Llena una botella de plástico grande con agua caliente previamente calentada en el fuego. Transfiérela con cuidado usando un embudo y asegúrate de no quemarte. No uses agua hirviendo, ya que podría deformar la botella.
Secador de pelo en la cama
Contar con una cama cálida es una prioridad absoluta durante el invierno para poder conciliar un sueño reparador. A lo largo del tiempo, se han desarrollado diversas soluciones tecnológicas, como camas o mantas calefactables, pero no siempre resultan prácticas.
Antes de acostarte, existe un truco muy sencillo que ya es ampliamente utilizado por aquellos que son más sensibles al frío: ¡darle calor a la cama con el secador de pelo!
Enciende el secador en la temperatura media y pásalo sobre las almohadas, la colcha y las mantas. Luego, apágalo, desconéctalo y cuando te metas en la cama, ¡experimentarás una sensación maravillosa!
Evitar corrientes de aire
Las corrientes de aire son muy desagradables, ya que logran hacernos sentir frío incluso en una casa calentita. Lamentablemente, la mayoría de las veces, el problema se encuentra en las ventanas más antiguas o en aquellas que no son adecuadas para evitar la entrada de viento.
Una solución que puedes adoptar es identificar los lugares donde sientes las corrientes de aire y bloquearlos colocando una serpentina de tela. Alternativamente, si no tienes una serpentina a mano, enrolla una toalla y úsala cuando sea necesario. Presta especial atención también a la puerta de entrada, que a menudo permite la entrada de mucho viento en casa.
Infusiones calientes y aromáticas
Nada es mejor que una infusión caliente para calentarte, ¡y si además tiene un aroma delicioso, mucho mejor!
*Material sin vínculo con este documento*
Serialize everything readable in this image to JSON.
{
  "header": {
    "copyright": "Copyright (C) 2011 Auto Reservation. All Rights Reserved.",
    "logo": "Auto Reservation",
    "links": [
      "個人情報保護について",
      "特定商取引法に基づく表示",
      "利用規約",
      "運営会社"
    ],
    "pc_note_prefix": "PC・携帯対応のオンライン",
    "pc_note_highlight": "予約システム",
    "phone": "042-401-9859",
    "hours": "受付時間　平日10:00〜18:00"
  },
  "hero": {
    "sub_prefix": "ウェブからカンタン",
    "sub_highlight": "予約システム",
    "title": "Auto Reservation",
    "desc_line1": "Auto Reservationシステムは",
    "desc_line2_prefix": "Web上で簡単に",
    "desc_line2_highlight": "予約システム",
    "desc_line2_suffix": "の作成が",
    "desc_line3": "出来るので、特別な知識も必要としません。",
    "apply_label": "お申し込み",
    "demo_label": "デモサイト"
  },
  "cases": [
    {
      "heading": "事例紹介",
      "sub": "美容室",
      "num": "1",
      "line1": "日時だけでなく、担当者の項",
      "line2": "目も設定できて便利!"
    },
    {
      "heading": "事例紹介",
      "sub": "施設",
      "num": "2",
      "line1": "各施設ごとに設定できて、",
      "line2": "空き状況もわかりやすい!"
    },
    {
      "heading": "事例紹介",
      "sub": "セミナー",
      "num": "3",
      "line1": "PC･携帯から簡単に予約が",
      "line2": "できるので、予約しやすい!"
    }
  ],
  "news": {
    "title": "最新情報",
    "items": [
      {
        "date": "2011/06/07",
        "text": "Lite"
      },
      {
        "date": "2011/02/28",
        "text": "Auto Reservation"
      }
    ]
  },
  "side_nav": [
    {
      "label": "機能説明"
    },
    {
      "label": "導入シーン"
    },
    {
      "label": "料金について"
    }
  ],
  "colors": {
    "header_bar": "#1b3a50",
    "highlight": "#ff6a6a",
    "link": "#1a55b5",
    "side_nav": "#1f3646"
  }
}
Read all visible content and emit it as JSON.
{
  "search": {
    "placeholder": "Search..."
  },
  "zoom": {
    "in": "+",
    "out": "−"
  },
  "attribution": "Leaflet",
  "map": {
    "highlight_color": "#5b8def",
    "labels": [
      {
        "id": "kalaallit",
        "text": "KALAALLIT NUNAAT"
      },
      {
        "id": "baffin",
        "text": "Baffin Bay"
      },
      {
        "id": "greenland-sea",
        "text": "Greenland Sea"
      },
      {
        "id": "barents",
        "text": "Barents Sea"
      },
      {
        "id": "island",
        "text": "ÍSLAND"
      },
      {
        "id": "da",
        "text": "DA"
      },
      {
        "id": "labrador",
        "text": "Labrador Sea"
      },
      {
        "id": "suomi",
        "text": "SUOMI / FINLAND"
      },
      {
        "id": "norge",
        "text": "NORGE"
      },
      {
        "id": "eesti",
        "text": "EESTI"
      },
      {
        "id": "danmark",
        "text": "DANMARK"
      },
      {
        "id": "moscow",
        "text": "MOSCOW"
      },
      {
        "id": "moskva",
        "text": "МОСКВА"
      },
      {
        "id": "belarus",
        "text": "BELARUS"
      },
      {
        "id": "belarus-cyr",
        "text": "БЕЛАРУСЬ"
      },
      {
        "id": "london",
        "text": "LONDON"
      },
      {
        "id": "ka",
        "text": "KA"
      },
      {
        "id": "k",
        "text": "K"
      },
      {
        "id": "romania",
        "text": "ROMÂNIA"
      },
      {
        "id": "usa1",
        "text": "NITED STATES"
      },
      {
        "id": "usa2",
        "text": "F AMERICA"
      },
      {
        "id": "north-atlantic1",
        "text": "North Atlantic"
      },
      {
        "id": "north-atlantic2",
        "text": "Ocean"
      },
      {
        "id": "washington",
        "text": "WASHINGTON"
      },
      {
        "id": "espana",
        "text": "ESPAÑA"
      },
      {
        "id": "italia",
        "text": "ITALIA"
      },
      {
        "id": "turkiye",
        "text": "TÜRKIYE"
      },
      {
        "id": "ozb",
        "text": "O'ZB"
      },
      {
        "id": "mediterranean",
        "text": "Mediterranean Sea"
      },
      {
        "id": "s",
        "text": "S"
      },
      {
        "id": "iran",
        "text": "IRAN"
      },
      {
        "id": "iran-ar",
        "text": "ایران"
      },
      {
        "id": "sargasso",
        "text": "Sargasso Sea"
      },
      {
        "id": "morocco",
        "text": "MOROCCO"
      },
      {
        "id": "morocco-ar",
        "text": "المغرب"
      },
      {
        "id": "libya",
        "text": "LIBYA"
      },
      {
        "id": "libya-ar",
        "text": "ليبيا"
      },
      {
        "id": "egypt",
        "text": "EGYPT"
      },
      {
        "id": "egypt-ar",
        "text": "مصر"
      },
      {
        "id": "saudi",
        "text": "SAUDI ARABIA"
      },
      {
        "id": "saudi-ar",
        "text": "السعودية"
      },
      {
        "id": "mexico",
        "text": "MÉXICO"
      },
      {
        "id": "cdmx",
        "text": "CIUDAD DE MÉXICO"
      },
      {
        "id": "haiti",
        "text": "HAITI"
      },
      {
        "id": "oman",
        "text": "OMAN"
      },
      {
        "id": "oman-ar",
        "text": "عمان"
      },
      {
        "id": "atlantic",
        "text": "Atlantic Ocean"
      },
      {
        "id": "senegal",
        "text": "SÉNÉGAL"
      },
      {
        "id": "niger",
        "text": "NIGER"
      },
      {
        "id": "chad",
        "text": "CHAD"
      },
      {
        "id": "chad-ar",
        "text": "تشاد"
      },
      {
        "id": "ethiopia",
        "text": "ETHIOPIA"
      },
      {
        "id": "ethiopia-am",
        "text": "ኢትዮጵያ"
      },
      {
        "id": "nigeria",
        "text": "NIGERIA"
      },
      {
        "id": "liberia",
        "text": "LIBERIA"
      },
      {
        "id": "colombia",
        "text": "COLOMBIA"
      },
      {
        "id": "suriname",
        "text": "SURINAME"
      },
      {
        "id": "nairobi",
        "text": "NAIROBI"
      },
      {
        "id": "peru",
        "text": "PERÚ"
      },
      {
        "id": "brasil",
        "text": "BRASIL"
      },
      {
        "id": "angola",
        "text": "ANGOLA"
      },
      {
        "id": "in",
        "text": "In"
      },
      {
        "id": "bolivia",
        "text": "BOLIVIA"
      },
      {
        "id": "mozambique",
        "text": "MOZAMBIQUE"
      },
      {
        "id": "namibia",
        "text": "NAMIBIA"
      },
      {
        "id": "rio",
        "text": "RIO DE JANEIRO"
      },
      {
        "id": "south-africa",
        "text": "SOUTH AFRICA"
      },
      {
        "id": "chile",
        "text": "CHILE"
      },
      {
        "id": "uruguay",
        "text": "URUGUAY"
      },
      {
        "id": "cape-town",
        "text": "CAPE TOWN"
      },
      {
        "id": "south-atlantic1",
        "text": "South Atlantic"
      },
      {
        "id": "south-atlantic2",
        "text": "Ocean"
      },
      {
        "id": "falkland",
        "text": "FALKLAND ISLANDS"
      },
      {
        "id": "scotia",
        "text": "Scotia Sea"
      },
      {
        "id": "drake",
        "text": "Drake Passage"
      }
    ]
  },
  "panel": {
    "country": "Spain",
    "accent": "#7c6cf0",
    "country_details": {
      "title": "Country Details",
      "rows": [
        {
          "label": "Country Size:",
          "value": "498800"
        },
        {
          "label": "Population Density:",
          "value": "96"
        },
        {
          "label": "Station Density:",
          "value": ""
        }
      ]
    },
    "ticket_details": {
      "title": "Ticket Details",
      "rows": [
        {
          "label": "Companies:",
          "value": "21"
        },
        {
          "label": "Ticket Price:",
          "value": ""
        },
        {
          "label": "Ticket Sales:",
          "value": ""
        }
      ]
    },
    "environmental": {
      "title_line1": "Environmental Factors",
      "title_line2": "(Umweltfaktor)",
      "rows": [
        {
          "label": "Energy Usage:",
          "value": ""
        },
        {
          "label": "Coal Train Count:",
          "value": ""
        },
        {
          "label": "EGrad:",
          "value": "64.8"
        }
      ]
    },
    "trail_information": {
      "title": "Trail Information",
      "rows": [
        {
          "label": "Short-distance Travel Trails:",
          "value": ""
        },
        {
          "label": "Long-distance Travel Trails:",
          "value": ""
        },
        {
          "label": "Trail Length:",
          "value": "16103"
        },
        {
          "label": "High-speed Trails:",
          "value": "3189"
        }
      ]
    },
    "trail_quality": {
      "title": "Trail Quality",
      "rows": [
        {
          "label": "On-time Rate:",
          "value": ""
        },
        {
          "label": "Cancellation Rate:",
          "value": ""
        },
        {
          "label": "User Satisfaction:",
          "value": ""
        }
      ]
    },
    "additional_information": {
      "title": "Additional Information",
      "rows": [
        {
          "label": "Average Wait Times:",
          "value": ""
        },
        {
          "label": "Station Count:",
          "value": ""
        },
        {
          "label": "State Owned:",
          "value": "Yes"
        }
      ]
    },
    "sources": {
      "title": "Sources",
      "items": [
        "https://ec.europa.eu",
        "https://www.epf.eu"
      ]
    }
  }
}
Para ello, simplemente llena una olla con agua, agrega 4 o 5 hojas de laurel y lleva a ebullición. Luego, apaga el fuego y transfiere la infusión a un frasco que podrás sostener en tus manos o colocar cerca de ti para difundir el vapor caliente por toda la casa. Si lo prefieres, puedes usar otras plantas, cáscaras de cítricos o aceites esenciales de tu elección en lugar del laurel.
Aprovechar la luz natural
El último consejo para mantener el calor en casa es aprovechar la luz natural.
Esto significa que por la mañana es recomendable abrir las persianas y descorrer las cortinas para permitir que los rayos del sol lleguen a las áreas de la casa expuestas a su luz. De esta manera, al menos durante la primera parte del día, no será necesario encender la calefacción de inmediato.
¡Sigue estos consejos y mantén tu hogar cálido y acogedor sin aumentar tus gastos en calefacción!